Fairly soon my bargaining process started; I debated to myself whether it would not count to take to the dog out. Maybe going out for a walk by myself just three times a week wouldn't be that disastrous since I wasn't seeing anyone and considered myself quite hygienic due to all the hand washing and sanitising, so who would I even harm?
The depressive mood that we might experience from time to time is also a part of this process. Sitting at home, not being able to socialise and only going as far as the balcony can make us feel moody. We can even take all that frustration out from our loved ones that are stuck with us at home. However, simultaneously we are also entering a stage where we begin to accept these big changes in our lives. As our behaviours adapt to the situations, we also realise that life can go on like this.
With changing norms, our behaviours alter as well. Situations accepted by the majority turn into normal experiences. According to the report published by the Leopoldina Academy (2020) in Germany; even if everything turns back into normal; we would still be wearing masks and gloves for months and would still have to mind social distancing at schools or work. Humans are programmed to adapt to change and new situations, accordingly we are able to change our behaviours and habits. For instance, face masks are beginning to become a fashion item, people are wearing designer masks in different colours. Concerts and exercise classes are now streamed live on social media, and the afternoon tea time is now done on platforms such as Skype or zoom. As social beings we still manage to find ways to stay close to our friends despite the physical distance. We perhaps feel more closer to the people that we spend years with, we help each other out more, we make more time for each other on the phone and have a stronger sense of togetherness.
The key of adaptation is to accept the things you cannot change and only focus on the things you can change. As mentioned in my previous article about resilience, we need to accept our feelings and act proactively. Accordingly, focusing on negative feelings or situations will not get us very far but only foster feelings of anger, sadness and anxiety. Mindfulness meditations, yoga, taking care of plants, playing with pets, writing, playing an instrument or other activities that will make us feel good and in the present can help us to focus on the things we are able to change. It is important to redirect our energy to the right objectives in order to feel more content.
Below are three stages to implement, recommended by David Kessler, during the stages of grief:
Name your Feelings: It is important to know yourself, and know what you are feeling.
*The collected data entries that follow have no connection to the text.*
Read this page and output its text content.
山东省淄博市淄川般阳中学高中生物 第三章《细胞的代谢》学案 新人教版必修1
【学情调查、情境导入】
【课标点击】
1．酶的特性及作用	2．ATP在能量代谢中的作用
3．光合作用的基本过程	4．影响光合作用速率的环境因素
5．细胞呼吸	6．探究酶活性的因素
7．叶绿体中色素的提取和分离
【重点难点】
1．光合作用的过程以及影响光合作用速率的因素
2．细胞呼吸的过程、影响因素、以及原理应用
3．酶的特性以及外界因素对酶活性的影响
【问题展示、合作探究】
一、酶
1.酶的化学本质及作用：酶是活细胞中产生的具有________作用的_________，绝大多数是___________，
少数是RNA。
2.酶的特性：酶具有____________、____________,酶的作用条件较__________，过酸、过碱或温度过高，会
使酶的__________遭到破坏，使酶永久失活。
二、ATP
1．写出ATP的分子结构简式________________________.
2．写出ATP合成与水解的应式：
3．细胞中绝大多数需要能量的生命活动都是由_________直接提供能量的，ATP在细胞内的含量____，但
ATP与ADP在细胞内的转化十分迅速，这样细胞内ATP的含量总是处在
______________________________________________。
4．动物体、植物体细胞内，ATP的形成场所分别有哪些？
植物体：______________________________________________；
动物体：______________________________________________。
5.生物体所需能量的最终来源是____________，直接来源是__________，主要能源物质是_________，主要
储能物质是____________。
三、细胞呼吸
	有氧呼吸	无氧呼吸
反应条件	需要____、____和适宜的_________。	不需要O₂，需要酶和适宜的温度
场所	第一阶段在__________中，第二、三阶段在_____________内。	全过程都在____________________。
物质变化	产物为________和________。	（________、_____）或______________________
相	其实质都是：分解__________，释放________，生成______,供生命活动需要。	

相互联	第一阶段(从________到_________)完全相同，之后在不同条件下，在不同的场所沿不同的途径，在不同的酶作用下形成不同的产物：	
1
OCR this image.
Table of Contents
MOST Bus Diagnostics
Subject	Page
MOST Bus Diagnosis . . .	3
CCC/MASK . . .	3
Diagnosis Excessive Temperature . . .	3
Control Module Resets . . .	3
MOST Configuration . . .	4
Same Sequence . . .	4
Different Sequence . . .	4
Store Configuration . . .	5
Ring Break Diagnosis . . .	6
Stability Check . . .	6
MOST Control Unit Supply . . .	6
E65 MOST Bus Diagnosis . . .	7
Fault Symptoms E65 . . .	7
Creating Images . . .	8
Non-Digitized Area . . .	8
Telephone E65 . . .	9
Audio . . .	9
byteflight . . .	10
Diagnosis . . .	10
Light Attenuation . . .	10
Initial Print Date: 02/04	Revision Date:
Focus on the emotion that makes you feel bad, realise what your are feeling and give that emotion a name such as anger, sadness, anxiety or fear.
Acceptance: You can try to stay in the moment by doing the activities mentioned above. While being present at that particular moment try asking yourself what you are feeling, where that feeling comes from, when it started and if these emotions bring any benefit to you. Knowing that adversity will pass and that, not constantly feeling positive is normal, tends to make it easier.
Realise Your Strength: As much as denial and anger might be normal feelings during grief, these might also be our defence mechanisms on the surface protecting us from our vulnerability hiding inside. Because anger is such a strong emotion it can easily cover up and suppress feelings of helplessness. We need to know that, what we are going through is real, that the effects are real and that we are not alone during these circumstances. Denial and anger will just cause us to bottle up our emotions, which may result in binge eating attacks, anger tantrums and aggression towards the people we love.
While experiencing such turbulent and unpredictable times, it is important to stay proactive and always consider the other side of the medallion. In order for to live more consciously, instead of letting external factors influence us, we need to focus on the things we can change.